Attorney general candidate Jon Richards made a stop in Eau Claire to speak to college democrats Friday.
Democrat Dane County district attorney Ismael Ozanne, announced his candidacy Nov. 7.
Richards and Ozanne will face Republican Waukesha District Attorney Brad Schimel in the Nov. 4, 2014 election, after Attorney General J.B. Van Hollen announced last month he won’t seek a third term.
It’s the first open attorney general race since 2002.
Richards has worked in the state legislature for the past 15 years, including tenure on the state Joint Finance Committee. He taught English in Japan and worked with Mother Theresa in India.
“I think the office of the attorney general is an important place to defend basic human values,” Richards said. “Like equal protection under the law. Our current attorney general is not upholding that law.”
All three candidates listed heroin as a primary problem in Wisconsin. Each candidate favors drug courts as a way to rehabilitate offenders.
“We need to provide resources to local law enforcement officers to address this problem,” Richards said. “We need to punish people who are trafficking heroin, but we need to do everything we can to get people off the cycle of addiction to heroin.”
Schimel served for about seven years as Waukesha County’s district attorney and 16 years before that as assistant
district attorney.
“It’s important for the Attorney General to be competant and effective to protect the economy and citizens from government overreach,” Schimel said.
Melissa Mulliken, a senior strategist for the Ozanne campaign said Ozanne’s biggest concern is public safety.
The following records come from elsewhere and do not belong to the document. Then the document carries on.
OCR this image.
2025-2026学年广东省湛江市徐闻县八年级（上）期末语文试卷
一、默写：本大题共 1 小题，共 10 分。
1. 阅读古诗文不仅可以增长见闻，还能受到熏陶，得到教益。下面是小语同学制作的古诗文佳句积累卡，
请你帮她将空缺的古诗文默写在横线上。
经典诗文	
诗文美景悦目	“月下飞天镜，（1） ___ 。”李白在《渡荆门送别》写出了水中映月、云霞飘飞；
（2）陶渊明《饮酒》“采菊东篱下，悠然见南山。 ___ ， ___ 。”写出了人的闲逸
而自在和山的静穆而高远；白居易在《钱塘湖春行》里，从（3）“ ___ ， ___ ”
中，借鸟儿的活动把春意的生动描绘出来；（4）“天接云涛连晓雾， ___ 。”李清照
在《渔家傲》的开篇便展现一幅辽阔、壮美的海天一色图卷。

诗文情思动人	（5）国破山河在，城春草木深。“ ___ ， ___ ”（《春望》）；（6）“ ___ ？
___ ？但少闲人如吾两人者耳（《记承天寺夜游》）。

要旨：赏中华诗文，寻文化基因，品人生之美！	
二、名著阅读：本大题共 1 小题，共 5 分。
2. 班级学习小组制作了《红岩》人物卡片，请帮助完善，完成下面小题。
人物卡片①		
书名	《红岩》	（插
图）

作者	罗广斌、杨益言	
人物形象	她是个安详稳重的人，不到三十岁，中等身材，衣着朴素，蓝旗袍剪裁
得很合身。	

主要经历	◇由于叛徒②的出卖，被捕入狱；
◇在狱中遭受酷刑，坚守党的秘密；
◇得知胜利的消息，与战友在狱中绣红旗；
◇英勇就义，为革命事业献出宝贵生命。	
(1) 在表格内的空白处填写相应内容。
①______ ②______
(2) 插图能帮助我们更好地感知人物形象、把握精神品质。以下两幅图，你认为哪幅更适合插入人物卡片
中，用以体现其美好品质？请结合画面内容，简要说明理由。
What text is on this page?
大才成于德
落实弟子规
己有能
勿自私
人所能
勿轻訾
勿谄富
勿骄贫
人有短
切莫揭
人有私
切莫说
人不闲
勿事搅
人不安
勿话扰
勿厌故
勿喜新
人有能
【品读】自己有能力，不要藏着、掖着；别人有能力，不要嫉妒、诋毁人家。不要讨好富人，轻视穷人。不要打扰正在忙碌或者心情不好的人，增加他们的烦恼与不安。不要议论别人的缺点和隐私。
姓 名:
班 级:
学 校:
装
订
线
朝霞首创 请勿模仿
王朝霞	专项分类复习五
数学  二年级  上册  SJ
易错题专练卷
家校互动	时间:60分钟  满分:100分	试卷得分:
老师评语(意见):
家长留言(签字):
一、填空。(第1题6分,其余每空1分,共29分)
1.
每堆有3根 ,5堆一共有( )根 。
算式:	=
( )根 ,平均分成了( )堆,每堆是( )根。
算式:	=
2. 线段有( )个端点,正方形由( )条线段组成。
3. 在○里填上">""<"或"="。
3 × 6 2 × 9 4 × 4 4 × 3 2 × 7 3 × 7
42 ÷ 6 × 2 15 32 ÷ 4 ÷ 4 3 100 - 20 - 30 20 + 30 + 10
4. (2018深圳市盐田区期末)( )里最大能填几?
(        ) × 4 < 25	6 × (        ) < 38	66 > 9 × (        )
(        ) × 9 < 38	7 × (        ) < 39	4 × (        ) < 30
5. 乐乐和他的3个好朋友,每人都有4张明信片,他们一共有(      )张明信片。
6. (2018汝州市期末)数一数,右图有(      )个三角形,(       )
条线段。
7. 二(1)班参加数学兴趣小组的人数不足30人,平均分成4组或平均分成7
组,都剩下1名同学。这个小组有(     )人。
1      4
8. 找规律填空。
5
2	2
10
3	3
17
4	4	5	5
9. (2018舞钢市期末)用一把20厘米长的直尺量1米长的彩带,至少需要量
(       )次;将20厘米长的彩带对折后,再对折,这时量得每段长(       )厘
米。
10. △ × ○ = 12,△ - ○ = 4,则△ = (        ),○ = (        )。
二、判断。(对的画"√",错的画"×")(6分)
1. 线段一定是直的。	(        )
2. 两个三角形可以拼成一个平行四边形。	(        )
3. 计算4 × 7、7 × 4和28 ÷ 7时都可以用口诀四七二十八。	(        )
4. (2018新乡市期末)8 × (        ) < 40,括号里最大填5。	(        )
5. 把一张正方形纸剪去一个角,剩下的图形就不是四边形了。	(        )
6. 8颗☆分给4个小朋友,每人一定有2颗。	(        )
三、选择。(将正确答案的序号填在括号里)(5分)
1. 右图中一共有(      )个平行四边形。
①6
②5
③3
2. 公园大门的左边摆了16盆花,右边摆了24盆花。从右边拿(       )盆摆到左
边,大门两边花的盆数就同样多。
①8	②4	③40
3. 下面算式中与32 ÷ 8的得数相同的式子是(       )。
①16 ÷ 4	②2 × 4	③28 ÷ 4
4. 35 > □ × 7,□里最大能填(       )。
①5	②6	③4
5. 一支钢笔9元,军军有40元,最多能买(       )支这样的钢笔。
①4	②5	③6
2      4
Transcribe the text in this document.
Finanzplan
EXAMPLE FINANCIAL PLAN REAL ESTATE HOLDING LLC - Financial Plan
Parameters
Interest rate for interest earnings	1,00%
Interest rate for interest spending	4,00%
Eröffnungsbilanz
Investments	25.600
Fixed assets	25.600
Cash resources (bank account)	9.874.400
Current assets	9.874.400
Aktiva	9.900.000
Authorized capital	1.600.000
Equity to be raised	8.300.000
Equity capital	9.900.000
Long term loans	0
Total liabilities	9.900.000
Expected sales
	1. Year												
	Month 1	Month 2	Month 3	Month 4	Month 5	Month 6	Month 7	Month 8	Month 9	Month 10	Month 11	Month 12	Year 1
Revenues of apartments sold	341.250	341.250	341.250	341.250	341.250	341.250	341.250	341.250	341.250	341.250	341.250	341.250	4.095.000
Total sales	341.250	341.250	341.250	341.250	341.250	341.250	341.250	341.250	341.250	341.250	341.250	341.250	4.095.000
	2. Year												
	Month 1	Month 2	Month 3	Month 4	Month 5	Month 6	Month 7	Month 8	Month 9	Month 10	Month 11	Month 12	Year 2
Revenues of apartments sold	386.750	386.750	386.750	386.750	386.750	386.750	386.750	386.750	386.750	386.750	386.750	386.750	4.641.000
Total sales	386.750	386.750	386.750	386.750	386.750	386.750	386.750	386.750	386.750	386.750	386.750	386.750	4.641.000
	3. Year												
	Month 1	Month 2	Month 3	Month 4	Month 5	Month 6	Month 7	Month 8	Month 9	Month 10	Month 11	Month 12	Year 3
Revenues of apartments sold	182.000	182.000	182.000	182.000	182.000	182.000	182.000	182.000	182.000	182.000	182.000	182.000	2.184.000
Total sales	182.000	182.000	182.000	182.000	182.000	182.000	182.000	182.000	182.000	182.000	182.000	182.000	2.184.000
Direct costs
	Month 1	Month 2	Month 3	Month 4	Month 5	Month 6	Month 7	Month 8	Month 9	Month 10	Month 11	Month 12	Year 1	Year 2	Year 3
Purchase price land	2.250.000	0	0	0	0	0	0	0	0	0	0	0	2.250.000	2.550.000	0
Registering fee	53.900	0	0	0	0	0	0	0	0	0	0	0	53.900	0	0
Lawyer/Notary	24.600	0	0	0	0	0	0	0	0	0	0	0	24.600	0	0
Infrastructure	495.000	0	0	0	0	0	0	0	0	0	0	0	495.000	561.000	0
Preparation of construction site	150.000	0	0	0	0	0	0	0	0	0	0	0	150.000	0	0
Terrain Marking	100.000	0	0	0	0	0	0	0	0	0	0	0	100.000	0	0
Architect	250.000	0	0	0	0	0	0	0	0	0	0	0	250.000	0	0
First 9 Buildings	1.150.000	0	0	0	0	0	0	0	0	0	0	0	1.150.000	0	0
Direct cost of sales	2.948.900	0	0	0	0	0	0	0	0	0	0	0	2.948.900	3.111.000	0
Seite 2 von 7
She said Ozanne would push against “racial disparities” as attorney general.
“There’s no civil rights division of the attorney general’s office,” Mulliken said. “District Attorney Ozanne feels there should be no second class citizens.”
The next district attorney will decide whether to take legal action on a number of hot issues Wisconsin’s legislature passed in the last two years.
Among these, the three candidates differ cheifly on abortion and voter ID legislation.
Richards and Ozanne are pro-choice.
Richards won a Planned Parenthood Voice For Choice award. His mom was also a Planned Parenthood nurse ractitioner.
“I’ve always believed women have the right to make their own healthcare choices,” Richards said. “It’s concerning to see how deep they are interfering with those choices to the point of physically invading a woman’s body. I think that takes us in the wrong direction as a state.”
Schimel, on the other hand, doesn’t. He has two daughters, both adopted from teenage mothers.
“I have two amazing daughters thanks to those women,” Schimel said. “If I win I will uphold the law of the land.”
Schimel supports recent voter ID legislation. He said it’s important to make law that allow the Attorney General to go after voter fraud.
Richards and Ozanne both oppose a voter ID bill that could require a voters to bring a photo ID with them to the polls.
“One of our core values as a society is, everyone who is eligible to vote should be able to vote,” Richards said. “I think the voter id law we have in place right now I think it goes too far.”